Unsere geliebte Führerin schreibt (Miscellaneous Writings, S. 185): „Das Aufgeben dessen, woraus der sogenannte materielle Mensch besteht, und das Anerkennen und Erlangen seiner geistigen Wesenseinheit als Kind Gottes ist die Wissenschaft, die die Schleußen des Himmels öffnet, aus denen das Gute in jeden Kanal des Seins hineinströmt”. Die ernste Arbeit, die Wahrheit dieser wunderbaren Erklärung zu erkennen, nimmt ihren Anfang damit, daß man beständig bestrebt ist, in Ausdrücken des Geistes zu denken, während man einstweilen anscheinend genötigt ist, materiellem Denken gemäß zu handeln. Das heißt, daß man sich harmonisch unter den Menschen bewegt und dennoch in Bewußtsein das Wirkliche und das Unwirkliche klar auseinanderhält.

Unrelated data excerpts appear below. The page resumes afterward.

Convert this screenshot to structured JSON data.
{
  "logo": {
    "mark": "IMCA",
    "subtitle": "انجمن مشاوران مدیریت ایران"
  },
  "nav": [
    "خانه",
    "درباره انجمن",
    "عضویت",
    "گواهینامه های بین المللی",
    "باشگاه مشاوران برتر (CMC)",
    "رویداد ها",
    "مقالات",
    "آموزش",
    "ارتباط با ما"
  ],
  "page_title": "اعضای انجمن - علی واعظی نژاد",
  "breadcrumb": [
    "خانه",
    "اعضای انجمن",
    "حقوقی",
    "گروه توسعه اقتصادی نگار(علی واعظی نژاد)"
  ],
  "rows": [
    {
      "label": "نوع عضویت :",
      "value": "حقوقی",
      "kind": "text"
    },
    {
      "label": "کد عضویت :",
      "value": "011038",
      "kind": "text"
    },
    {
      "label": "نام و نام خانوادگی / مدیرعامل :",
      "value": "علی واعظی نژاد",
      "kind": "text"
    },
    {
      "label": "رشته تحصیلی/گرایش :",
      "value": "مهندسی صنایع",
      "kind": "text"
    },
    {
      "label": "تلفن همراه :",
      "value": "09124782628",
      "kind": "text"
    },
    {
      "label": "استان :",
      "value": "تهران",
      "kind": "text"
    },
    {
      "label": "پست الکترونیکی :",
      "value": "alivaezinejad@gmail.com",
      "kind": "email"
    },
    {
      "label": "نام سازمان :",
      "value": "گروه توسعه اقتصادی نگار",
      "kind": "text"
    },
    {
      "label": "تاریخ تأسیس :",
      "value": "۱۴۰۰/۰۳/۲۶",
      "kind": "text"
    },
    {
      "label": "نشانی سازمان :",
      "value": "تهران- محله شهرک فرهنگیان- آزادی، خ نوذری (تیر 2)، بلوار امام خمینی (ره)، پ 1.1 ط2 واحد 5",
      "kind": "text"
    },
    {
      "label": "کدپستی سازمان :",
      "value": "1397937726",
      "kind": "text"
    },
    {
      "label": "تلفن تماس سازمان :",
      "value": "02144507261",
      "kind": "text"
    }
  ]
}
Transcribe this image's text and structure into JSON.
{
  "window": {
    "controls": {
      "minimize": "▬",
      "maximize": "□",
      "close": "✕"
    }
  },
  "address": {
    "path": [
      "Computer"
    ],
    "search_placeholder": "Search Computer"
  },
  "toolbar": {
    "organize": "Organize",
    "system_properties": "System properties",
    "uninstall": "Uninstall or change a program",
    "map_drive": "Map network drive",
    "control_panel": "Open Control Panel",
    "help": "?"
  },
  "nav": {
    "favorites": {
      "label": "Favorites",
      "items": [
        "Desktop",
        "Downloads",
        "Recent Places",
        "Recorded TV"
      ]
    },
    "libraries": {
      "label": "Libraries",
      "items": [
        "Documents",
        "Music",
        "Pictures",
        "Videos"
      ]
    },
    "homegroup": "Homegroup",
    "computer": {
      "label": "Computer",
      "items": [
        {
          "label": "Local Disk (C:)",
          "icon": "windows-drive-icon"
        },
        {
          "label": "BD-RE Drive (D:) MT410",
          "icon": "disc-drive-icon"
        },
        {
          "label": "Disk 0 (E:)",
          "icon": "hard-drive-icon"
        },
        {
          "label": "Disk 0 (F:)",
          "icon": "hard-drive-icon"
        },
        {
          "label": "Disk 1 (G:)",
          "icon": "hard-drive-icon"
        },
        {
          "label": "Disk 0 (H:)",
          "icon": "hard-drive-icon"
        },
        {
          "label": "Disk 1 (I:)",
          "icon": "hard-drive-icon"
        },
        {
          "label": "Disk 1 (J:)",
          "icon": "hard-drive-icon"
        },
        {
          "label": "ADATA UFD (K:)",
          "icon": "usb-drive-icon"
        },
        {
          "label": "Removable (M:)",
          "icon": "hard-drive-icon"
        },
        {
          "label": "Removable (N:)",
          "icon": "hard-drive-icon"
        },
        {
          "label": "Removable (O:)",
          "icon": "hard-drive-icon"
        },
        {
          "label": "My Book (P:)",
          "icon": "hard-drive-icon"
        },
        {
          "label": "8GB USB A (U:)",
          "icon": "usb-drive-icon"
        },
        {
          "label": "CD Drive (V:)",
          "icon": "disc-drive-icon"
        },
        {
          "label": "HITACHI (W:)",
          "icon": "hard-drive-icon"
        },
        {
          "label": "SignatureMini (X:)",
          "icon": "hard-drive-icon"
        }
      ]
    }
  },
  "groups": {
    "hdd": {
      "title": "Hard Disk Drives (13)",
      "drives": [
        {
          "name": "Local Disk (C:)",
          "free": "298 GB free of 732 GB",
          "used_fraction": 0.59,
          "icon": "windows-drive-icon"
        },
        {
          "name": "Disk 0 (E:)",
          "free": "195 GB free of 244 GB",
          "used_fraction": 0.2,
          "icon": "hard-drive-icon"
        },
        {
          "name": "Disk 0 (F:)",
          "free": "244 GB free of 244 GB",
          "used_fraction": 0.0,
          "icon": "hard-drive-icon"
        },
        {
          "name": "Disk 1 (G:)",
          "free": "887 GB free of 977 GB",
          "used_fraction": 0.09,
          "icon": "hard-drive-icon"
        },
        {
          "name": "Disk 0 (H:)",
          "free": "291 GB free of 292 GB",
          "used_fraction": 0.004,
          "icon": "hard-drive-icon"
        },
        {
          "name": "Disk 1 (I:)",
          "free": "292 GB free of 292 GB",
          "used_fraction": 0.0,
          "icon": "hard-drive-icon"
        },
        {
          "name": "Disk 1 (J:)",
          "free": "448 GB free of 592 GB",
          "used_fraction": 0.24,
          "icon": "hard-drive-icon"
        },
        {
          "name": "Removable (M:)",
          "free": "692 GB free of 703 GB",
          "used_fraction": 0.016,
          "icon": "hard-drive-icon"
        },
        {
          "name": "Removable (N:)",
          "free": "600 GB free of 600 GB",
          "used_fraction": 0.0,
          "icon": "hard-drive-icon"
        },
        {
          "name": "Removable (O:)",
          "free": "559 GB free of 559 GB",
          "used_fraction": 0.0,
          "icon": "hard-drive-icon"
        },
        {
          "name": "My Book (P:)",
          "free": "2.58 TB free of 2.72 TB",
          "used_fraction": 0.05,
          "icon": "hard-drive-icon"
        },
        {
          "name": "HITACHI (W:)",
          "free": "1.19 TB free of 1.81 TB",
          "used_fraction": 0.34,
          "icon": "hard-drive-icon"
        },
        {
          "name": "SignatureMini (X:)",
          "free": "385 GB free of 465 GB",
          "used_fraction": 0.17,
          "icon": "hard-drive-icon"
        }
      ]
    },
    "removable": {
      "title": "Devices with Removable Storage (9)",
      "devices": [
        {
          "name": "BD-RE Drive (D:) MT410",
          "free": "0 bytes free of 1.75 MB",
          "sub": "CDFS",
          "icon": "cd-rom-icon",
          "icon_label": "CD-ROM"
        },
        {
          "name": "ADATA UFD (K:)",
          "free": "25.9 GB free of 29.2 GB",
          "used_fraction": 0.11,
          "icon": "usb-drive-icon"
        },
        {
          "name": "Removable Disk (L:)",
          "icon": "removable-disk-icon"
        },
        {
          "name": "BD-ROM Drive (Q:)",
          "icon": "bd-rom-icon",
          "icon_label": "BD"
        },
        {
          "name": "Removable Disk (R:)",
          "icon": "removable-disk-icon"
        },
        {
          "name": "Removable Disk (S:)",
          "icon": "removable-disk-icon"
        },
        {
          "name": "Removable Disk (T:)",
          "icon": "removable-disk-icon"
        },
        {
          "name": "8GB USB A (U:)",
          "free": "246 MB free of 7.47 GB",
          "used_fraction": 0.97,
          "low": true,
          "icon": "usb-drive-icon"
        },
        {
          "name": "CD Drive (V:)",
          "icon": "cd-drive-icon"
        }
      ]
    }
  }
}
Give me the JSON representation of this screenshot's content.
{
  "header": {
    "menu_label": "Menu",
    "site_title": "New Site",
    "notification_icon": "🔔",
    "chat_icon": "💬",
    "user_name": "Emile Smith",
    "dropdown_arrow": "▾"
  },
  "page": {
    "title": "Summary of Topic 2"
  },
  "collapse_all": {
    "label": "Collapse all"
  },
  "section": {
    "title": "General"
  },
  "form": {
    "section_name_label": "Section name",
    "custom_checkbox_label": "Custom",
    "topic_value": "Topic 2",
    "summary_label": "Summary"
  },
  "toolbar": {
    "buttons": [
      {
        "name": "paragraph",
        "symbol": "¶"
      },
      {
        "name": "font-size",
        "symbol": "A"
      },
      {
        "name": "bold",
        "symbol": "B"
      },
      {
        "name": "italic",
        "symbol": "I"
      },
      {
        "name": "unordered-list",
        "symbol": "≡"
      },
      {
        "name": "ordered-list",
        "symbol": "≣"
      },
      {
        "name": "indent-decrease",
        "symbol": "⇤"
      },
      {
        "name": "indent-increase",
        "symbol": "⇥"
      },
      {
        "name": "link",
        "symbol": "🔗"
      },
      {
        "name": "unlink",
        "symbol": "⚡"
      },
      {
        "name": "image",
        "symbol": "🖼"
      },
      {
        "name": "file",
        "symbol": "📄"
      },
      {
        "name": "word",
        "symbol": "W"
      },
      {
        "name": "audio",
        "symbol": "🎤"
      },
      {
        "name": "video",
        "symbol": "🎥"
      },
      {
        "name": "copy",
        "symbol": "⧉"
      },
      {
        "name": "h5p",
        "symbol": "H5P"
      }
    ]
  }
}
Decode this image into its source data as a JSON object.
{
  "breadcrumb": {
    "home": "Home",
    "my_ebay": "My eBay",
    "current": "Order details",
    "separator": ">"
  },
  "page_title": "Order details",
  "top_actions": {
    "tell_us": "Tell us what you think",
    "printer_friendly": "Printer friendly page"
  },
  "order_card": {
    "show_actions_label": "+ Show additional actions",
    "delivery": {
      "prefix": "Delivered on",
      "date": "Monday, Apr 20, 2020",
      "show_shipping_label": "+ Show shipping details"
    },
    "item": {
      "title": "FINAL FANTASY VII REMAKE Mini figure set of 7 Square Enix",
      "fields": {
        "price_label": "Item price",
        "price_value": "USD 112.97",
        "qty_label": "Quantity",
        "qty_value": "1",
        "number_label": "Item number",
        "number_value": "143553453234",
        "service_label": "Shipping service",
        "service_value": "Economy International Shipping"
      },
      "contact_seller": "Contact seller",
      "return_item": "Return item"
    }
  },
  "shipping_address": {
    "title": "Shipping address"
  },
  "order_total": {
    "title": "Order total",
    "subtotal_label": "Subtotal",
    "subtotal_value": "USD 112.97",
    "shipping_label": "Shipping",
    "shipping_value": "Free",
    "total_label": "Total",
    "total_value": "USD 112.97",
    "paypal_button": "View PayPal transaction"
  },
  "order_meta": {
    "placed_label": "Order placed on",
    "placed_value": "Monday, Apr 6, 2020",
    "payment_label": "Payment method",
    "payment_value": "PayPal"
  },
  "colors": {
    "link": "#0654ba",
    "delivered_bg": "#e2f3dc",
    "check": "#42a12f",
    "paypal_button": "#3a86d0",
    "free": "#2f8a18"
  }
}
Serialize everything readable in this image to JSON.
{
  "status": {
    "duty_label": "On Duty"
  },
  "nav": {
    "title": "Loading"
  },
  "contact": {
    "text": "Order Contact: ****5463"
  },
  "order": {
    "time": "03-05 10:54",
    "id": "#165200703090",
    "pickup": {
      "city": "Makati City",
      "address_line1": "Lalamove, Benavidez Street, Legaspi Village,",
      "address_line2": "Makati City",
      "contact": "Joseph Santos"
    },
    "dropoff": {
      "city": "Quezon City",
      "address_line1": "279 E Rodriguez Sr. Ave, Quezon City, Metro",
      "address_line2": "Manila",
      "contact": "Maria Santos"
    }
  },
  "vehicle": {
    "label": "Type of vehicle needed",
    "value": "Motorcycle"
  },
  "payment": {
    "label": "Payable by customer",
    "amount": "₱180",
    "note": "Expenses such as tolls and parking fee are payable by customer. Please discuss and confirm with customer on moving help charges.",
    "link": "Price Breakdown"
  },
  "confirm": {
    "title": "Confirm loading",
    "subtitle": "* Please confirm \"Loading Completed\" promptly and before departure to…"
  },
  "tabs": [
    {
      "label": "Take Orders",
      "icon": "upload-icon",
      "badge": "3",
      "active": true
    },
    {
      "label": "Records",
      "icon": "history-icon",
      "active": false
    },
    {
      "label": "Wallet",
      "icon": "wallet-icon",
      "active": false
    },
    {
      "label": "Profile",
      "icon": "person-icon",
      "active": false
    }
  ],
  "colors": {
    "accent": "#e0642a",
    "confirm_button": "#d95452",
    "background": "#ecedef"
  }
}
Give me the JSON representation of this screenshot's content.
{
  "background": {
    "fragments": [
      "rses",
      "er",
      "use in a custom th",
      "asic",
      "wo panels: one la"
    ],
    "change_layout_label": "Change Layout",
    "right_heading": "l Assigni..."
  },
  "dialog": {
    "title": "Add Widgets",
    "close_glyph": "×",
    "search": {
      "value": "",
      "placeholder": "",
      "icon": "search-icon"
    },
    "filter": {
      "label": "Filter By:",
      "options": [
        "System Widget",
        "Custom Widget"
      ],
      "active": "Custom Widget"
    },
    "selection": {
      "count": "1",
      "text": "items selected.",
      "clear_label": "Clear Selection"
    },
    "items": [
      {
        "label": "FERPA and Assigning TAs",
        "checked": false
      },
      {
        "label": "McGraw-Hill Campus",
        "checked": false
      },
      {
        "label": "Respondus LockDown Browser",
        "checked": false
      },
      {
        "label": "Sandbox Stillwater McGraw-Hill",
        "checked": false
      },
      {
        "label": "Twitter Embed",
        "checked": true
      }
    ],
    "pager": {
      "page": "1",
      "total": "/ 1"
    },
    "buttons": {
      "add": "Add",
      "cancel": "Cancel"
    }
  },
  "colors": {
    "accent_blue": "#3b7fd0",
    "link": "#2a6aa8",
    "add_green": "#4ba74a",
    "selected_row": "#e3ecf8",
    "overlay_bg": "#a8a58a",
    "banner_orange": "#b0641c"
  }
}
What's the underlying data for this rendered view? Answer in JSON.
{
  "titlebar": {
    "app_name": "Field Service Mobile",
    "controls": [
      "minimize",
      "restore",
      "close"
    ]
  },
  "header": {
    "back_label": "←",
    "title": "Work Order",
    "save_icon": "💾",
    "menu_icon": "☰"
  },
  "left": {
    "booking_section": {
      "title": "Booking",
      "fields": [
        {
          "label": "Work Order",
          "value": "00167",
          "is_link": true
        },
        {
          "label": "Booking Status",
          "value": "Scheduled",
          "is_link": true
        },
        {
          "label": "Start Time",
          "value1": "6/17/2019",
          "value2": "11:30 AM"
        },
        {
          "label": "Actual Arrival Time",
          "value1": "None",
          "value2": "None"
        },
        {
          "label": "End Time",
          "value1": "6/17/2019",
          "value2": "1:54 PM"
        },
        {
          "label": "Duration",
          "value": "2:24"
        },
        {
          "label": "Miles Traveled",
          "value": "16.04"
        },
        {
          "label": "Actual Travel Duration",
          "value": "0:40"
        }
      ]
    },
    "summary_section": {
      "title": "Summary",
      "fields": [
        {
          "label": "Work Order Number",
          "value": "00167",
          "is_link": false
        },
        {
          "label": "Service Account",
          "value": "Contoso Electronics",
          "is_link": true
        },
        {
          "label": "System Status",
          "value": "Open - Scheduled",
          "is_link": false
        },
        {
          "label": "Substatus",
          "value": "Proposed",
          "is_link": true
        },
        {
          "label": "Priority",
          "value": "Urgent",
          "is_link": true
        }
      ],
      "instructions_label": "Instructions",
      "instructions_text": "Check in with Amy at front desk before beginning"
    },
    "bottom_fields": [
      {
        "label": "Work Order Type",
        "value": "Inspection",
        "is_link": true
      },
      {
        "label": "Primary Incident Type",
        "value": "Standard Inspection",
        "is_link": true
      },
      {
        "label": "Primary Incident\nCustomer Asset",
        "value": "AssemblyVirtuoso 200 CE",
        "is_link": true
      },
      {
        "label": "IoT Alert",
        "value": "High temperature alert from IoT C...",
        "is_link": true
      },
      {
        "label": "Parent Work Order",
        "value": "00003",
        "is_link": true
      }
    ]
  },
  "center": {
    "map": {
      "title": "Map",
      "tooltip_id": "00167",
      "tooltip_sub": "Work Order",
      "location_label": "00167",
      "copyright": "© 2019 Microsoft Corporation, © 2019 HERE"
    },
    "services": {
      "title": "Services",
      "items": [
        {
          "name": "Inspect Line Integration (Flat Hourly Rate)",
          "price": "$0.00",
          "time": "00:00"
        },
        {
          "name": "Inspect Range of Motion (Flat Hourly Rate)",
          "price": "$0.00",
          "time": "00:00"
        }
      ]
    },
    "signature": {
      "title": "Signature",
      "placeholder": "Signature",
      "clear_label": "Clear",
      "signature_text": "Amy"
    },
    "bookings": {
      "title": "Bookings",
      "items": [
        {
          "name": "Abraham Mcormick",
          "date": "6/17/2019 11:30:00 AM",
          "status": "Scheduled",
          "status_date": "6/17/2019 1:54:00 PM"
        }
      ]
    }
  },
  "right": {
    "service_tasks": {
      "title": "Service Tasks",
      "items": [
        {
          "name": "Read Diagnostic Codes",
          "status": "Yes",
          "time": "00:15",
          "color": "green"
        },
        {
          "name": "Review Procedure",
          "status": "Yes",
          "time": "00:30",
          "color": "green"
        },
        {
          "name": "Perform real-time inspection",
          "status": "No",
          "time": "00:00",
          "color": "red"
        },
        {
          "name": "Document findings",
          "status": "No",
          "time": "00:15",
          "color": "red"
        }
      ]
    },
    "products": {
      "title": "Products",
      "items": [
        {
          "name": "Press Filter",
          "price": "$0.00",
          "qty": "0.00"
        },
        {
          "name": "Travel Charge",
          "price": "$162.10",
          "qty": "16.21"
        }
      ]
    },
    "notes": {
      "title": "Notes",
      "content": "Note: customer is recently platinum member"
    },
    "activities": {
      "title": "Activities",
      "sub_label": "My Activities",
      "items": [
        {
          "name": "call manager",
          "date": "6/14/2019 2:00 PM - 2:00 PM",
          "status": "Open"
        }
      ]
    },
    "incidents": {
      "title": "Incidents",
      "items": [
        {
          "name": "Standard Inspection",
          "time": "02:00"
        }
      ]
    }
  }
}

Wir lernen verstehen, daß das Verzichten auf ein rein materielles Vergnügen bedeutet, daß man dem Schmerz der unvermeidlichen Nichterfüllung seines Versprechens entrinnt. Wir lernen in der Christlichen Wissenschaft die Annahme intelligenter Materie vernichten und im geistigen Sinn weilen, den nur das erfreut, was Gott gefällt. Diese Freude ist beständig, weil sie nicht von Persönlichkeit sondern vom Prinzip abhängt; es ist die Freude des Christus, der unsere Freude vollständig macht. Wenn das Denken von Eigenliebe und Eigenwillen frei wird, werden wir für die Segnungen von Gott empfänglich, die an Lieblichkeit und wahrer Befriedigung alles übertreffen, was wir uns je haben träumen lassen.
Das wahre Wesen der Betätigung des Christentums ist Selbstzucht um anderer willen. „Ich heilige mich selbst für sie, auf daß auch sie geheiligt seien in der Wahrheit”, könnte man den Grundton des Wirkens Jesu nennen. „Für sie” sollte unser Wahlspruch sein, wenn wir das wahre Selbst suchen, das uns aus der Knechtschaft zu reineren Freuden führt. Wer die Freude der Selbstverleugnung um des allumfassenden Guten der Menschheit willen verstehen lernt, vermehrt seine Schätze täglich durch wohlgemutes, liebevolles Dienen. Das wissen nur diejenigen, deren lebhaftes Erfassen wahrnimmt, daß die eine unendliche Liebe alle in ein unendliches Segnen und Wirken einschließen muß. Wenn die Widerspiegelung der allumfassenden Liebe in unseren Herzen erstrahlt, werden wir uns der Schwachen und Strauchelnden annehmen und uns bemühen, ihre Lasten zu erleichtern und sie zu erwecken und zu heilen. Denn die Liebe Gottes ist grenzenlos, allumfassend. Wie geduldig der große Meister die Zuneigungen seiner Jünger von der menschlichen Persönlichkeit wegzulenken und sie zu lehren suchte, daß nicht das Äußerliche und Persönliche, sondern das Geistige und Ewige ihr höchster Schatz ist, und daß das Verzichten auf das Persönliche um des Geistigen willen nur Freude bringt!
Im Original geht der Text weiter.